All the Telemarketing Enforcement Enlightenment Three-Quarters of a Million Dollars Can Buy
Posted by Ronald London
Earlier this week, the Federal Communications Commission issued a Forfeiture Order that, in fining Dynasty Mortgage, L.L.C., $748,000 for violations of the National Do-Not-Call Registry (NDNCR), instantly became one of the more notable decision in the FCC’s relatively limited body of telemarketing enforcement case law. The decision’s importance lies primarily in the fact that it is one of the few times the FCC pursued an alleged violator all the way through the four phases of pursuing complaints against it (i.e., citation, letter of inquiry investigation, notice of apparent liability for post-citation violations and, finally, forfeiture order), and consequently issued legal findings and factual conclusions that offer insight on how the do-not-call rules are intended to operate in real-world practice. This is significant, because many of the FCC’s rules (and the parallel rules of the FTC) are in the form of generalized prohibitions and obligations that state what telemarketers are supposed to do, but not how to go about doing so.
Dynasty's specific violations - e.g., number of noncompliant calls, period over which they occurred, fact that the FCC reversed itself on proposed fines against two calls, etc. – are not terribly significant (in sum, though, the Forfeiture Order imposes penalties for 68 calls to 50 recipients over 10- month period), but rather what is significant is what other entities subject to the do-not-call rules can take away from the decision to impose the maximum $11,000 penalty per call. In particular, on the mechanisms telemarketers must have in place to be in compliance and to avail themselves, if necessary, of the safe harbor in the FCC rules for violations that are the result of error, the Forfeiture Order offers important guidance. For example, the safe harbor will not be available if there is any shortcoming on any of the five elements that must be part of a telemarketer's routine business practices, specifically, (1) establishing and implementing written procedures to comply with the rules; (2) training its personnel and those of any entity assisting its compliance in the company's do-not-call procedures; (3) keeping a company-specific do-not-call list; (4) avoiding telemarketing to any number on any do-not-call list, including a version of the NDNCR for which the company downloads monthly (every 31 days or less), updates and maintains records documenting its downloads, and incorporates the updated data; and (5) using a process to ensure it properly acquires and uses the NDNCR data, including not sharing it with others required to purchase it or acquiring it from others without accessing (including paying the required costs of ) the NDNCR. Moreover, the requirement to access and implement NDNCR data has three separate elements, as to which the FCC held the safe harbor affords no discretion or variation: (a) accessing the NDNCR at least monthly; (b) having a routine process in place for incorporating the data to prevent delivery of impermissible calls, i.e., scrubbing all telemarketing lists against the data; and (c) maintaining records that document the company's access to and use of the data. In furtherance of these obligations, telemarketers must keep records establishing that they actually access and used the registry data at the required intervals.

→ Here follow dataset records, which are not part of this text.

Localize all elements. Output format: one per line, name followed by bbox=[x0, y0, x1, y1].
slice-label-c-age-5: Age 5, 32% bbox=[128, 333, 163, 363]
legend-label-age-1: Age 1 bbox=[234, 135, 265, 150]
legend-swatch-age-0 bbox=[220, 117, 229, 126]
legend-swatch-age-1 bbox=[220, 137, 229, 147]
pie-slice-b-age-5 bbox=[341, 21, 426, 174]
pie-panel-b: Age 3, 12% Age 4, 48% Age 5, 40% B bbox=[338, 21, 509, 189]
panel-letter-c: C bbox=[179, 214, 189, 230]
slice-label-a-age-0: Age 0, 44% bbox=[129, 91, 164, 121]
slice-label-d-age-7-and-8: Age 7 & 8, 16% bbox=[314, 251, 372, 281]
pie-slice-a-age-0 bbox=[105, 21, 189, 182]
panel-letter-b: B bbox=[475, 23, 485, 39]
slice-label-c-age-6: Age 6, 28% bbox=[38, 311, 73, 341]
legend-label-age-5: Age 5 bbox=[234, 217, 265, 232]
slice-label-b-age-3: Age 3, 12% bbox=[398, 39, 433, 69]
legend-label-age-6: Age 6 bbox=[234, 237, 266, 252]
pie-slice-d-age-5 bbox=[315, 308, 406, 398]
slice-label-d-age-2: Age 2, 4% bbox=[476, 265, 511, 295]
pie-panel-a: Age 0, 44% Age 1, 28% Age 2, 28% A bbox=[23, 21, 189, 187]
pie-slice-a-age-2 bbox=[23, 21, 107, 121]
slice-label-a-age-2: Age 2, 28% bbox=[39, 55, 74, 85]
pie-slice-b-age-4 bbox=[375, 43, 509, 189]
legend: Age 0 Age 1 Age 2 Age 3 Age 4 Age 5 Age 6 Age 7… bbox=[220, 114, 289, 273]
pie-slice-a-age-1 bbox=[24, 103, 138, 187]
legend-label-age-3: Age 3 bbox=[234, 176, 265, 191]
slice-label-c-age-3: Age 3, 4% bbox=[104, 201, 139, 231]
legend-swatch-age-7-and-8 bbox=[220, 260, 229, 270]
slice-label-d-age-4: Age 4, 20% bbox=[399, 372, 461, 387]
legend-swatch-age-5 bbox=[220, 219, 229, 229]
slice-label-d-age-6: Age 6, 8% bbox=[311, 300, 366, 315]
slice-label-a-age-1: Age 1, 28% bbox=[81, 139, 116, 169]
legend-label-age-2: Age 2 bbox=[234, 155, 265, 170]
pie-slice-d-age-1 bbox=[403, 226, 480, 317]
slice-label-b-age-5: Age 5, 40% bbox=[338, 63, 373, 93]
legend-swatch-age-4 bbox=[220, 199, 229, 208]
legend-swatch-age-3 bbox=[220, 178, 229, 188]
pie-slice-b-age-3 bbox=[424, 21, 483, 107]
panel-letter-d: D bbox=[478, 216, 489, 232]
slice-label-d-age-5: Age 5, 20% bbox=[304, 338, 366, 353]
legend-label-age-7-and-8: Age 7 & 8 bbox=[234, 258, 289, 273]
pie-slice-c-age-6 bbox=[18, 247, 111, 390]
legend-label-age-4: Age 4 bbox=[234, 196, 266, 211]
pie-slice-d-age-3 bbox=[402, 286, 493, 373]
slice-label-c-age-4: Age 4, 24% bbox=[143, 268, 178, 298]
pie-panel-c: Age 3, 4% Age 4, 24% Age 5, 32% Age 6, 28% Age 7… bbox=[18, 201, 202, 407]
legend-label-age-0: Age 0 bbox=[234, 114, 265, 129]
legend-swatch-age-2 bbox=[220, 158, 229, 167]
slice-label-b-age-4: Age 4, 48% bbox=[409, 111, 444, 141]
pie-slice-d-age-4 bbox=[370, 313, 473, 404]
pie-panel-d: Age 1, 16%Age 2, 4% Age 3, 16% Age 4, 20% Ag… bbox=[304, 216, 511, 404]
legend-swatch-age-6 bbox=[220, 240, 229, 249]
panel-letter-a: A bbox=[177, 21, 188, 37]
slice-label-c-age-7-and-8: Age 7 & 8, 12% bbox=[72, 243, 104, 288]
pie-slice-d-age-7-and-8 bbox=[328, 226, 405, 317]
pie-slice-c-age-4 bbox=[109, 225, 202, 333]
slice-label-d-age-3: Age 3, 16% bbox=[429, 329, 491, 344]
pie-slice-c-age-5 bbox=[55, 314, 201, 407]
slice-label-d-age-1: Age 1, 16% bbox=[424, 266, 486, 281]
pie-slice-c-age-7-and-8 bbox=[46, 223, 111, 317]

In addition, while the FCC noted that written do-not-call policies, training techniques, manners of recording company-specific do-not-call requests, and actual scrubbing of call lists may differ from seller to seller, it also held however well-conceived and expressed these steps are, they are “meaningless if…not fully implemented.” Accordingly, telemarketers must follow their own procedures and maintain records to verify that training called for in the written policy in fact occurs. The Forfeiture Order further suggests the FCC relies on a presumption of validity regarding complaints it receives, for which it has complainants sign sworn statements, so it appears telemarketers ought maintain records that are to the fullest extent possible indisputable regarding the calls they place (and, by negative implication, those they do not). The Forfeiture Order also holds that a company placing telemarketing calls or having them placed on their behalf cannot rely solely on receipt of already “scrubbed” call lists to demonstrate compliance (or to invoke the safe harbor).
The Forfeiture Order also illuminates somewhat how the FCC intends to apply the safe harbor’s “result of error” standard. Companies invoking the safe harbor must be able to point to “specific identifiable errors” that happened notwithstanding compliance with each of the enumerated compliance requirements. The party invoking the safe harbor must be able to explain the error and show why its routine compliance measures did not prevent it from occurring. Errors cannot be those a properly functioning compliance program that satisfies the five-part safe harbor would/should have caught. The FCC also marginalized somewhat the issue of the telemarketer’s intent, holding that “a call is not made in error simply because a telemarketer did not intend to violate [NDNCR] requirements or … to call numbers” on the NDNCR, and that “[w]hatever a seller’s specific intent in making a particular telemarketing call, calling a number on the [NDNCR] cannot be deemed unintentional when a seller has failed to implement basic threshold procedures.” The FCC additionally reinforced its approach, found in a few prior cases, of rejecting comparisons of the number of violations committed to the company's total number of calls placed as evidence of overall compliance and/or the efficacy of its practices.
Finally, with respect to whether a forfeiture should be mitigated due to financial hardship, the FCC not only rejected Dynasty's plea for leniency that claimed increased costs the company incurred to come into do-not-call compliance threatened its financial solvency, the FCC also held that “national do-not-call compliance costs do not appropriately factor into a financial hardship analysis” In this regard, the FCC warns, somewhat ominously, that “entities that cannot afford full do-not-call compliance should not be engaged in telemarketing.”